Morgan nodded, leaning close so only MacRae might hear him now. “Look Gordon, are you going to let every ship we run into out here get within gun range to satisfy your proprieties?”

“I see what you mean,” said MacRae. “Very well, air contacts have been clean for a good long while. Let’s get an X-3 up to have a look. I was just on the helo deck and the birds are all oiled and ready for action.”

“Suit yourself. But they have got to be destroyers, and if I can get the first good punch off in a bar fight I always feel I got my money’s worth.” He smiled, and MacRae sent the order down to the helo deck. His caution turned out to be unwarranted. Twenty minutes later the X-3 helo reported in that they had long range cameras on the contacts, two fast destroyers, flying the tricolor of France, and they were beating to quarters.

This wasn’t the Georgian Coast Guard, thought MacRae. Mack Morgan is right. I’ve got to re-set my watch to war time. It’s no good thinking I can back down a potential combatant with a warning or the simple flash of our deck gun. These ships undoubtedly mean business, just like the Russian Black Sea Fleet did, and so that’s what we’ll have to get down to here.

“Mister Dean,” he said stiffly.

“Sir?”

“Stand up the Gealbhans, a single missile to begin. Target those close contacts. You may take your pick as to which ship you hit. I want them to know what we’re capable of.”

“Aye sir.” Dean spun on his heel, ready for action. “You heard the Captain. Light up the forward cell and sound deck claxon.”

The blaring warning came and the forward deck was cleared as the covering plates opened to expose the missile cells. Seconds later the missile was away, fast on its way to find a pair of troublesome birds in the two French destroyers.

Agile and Vautor were the uninvited guests that day, the Eagle and Vulture. They had been coming at their top speed, all four stacks darkening the sky with smoke, with crews at the ready on their five 138mm guns. Their mission was to find the ship reported by the German reconnaissance plane out of Greece, and to ascertain whether the British fleet was on a parallel course south of the main Franco-German force. MacRae did not know it at that moment, but he was about to tell the enemy exactly what they wanted to know.

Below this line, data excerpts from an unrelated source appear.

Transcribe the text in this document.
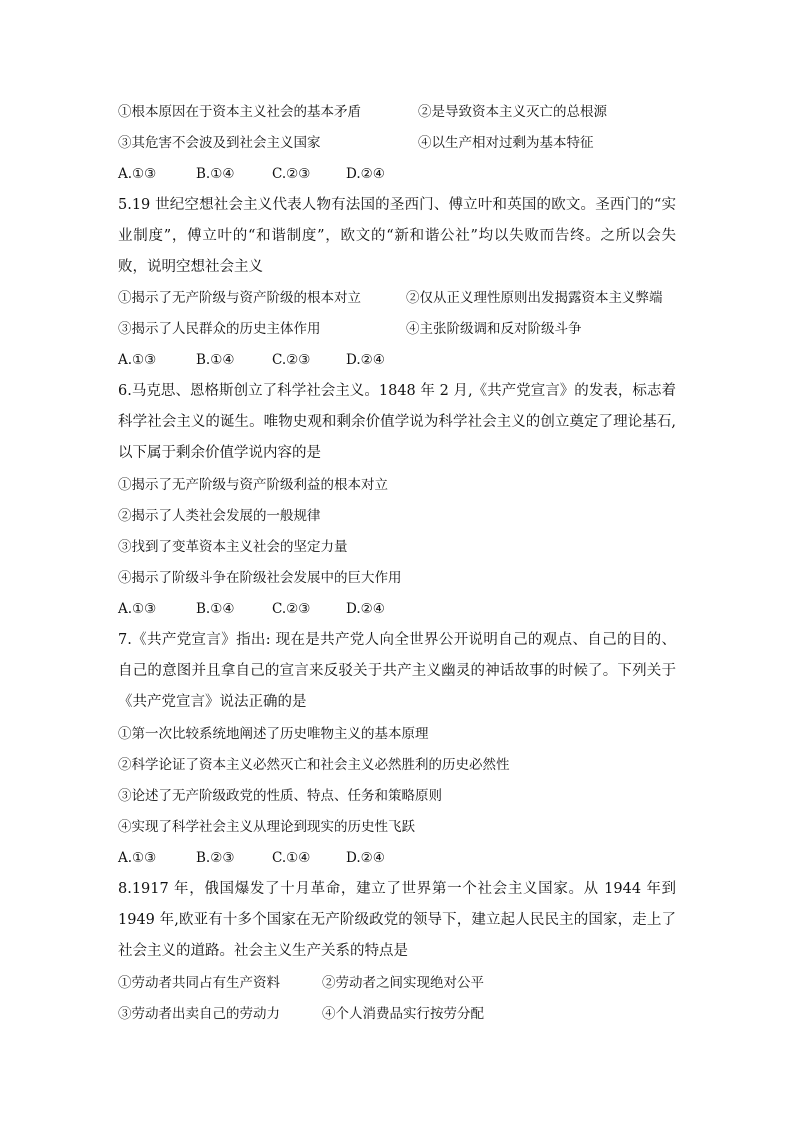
①根本原因在于资本主义社会的基本矛盾	②是导致资本主义灭亡的总根源
③其危害不会波及到社会主义国家	④以生产相对过剩为基本特征
A.①③	B.①④	C.②③	D.②④
5.19 世纪空想社会主义代表人物有法国的圣西门、傅立叶和英国的欧文。圣西门的“实业制度”，傅立叶的“和谐制度”，欧文的“新和谐公社”均以失败而告终。之所以会失败，说明空想社会主义
①揭示了无产阶级与资产阶级的根本对立	②仅从正义理性原则出发揭露资本主义弊端
③揭示了人民群众的历史主体作用	④主张阶级调和反对阶级斗争
A.①③	B.①④	C.②③	D.②④
6.马克思、恩格斯创立了科学社会主义。1848 年 2 月,《共产党宣言》的发表，标志着科学社会主义的诞生。唯物史观和剩余价值学说为科学社会主义的创立奠定了理论基石,以下属于剩余价值学说内容的是
①揭示了无产阶级与资产阶级利益的根本对立
②揭示了人类社会发展的一般规律
③找到了变革资本主义社会的坚定力量
④揭示了阶级斗争在阶级社会发展中的巨大作用
A.①③	B.①④	C.②③	D.②④
7.《共产党宣言》指出: 现在是共产党人向全世界公开说明自己的观点、自己的目的、自己的意图并且拿自己的宣言来反驳关于共产主义幽灵的神话故事的时候了。下列关于《共产党宣言》说法正确的是
①第一次比较系统地阐述了历史唯物主义的基本原理
②科学论证了资本主义必然灭亡和社会主义必然胜利的历史必然性
③论述了无产阶级政党的性质、特点、任务和策略原则
④实现了科学社会主义从理论到现实的历史性飞跃
A.①③	B.②③	C.①④	D.②④
8.1917 年，俄国爆发了十月革命，建立了世界第一个社会主义国家。从 1944 年到 1949 年,欧亚有十多个国家在无产阶级政党的领导下，建立起人民民主的国家，走上了社会主义的道路。社会主义生产关系的特点是
①劳动者共同占有生产资料	②劳动者之间实现绝对公平
③劳动者出卖自己的劳动力	④个人消费品实行按劳分配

The missile came in low and fast, a sleek sparrow out to challenge the bigger birds of prey. Vautor was the ugly duckling that day, its crews spying something bright and low on the horizon. The missile came so fast that the ships barely had time to swivel their AA guns on the heading before it pulsed in to find its target, a silver streak of death. At just a little over 3000 long tons, full load, and no armor to speak of, the Vautor was exactly the kind of ship the missile had been designed to kill. It penetrated the hull easily, and the resulting explosion set off the big 22 inch torpedo tubes, with catastrophic results.

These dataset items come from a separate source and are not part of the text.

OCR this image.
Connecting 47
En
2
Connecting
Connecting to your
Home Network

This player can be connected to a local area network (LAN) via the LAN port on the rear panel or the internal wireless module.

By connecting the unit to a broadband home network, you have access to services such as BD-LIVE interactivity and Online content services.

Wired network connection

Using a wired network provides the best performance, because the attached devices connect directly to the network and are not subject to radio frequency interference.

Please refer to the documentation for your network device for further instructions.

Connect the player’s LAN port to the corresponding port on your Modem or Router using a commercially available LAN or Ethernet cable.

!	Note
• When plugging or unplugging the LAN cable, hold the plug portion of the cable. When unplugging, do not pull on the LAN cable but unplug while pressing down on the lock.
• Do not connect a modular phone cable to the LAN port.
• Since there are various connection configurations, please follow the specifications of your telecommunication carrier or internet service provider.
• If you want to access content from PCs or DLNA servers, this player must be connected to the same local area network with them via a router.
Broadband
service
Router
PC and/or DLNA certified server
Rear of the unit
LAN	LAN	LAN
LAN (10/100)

Captain Degarmo aboard the Agile stared with disbelief at the chaos when he saw the other destroyer erupt in angry fire and smoke. A rocket, just as he had been warned. He did not believe the tales circulating about these new British naval weapons, until he saw the skies laced with the ragged remnants of the winding white contrails from the aerial missile defense. Yet he had not actually seen any of those rockets in action, and the thought that one could come at him like this, so fast and low over the sea to unerringly strike his squadron, was most unnerving. He found himself spinning this way and that on the weather bridge, field glasses pressed tight against his eyes in a vain attempt to spot the enemy who had fired upon him.

Nothing was to be seen.

Mon Dieu! Could they have hit us from beyond the horizon? Was this fired from an unseen aircraft that sped away after delivering its weapon? He immediately sent a signal to the main fleet, warning him that he was under attack by rocket weaponry, and the die that would decide the fate of many on the sea that day had just been cast.

Admiral Jean de Laborde received the message with some concern, turning to his aide, Lieutenant Giroux. “Rocket weapon? Then the British do have these things as reported. Notify the Germans. It seems the enemy is south of us, and on a parallel course as we suspected.”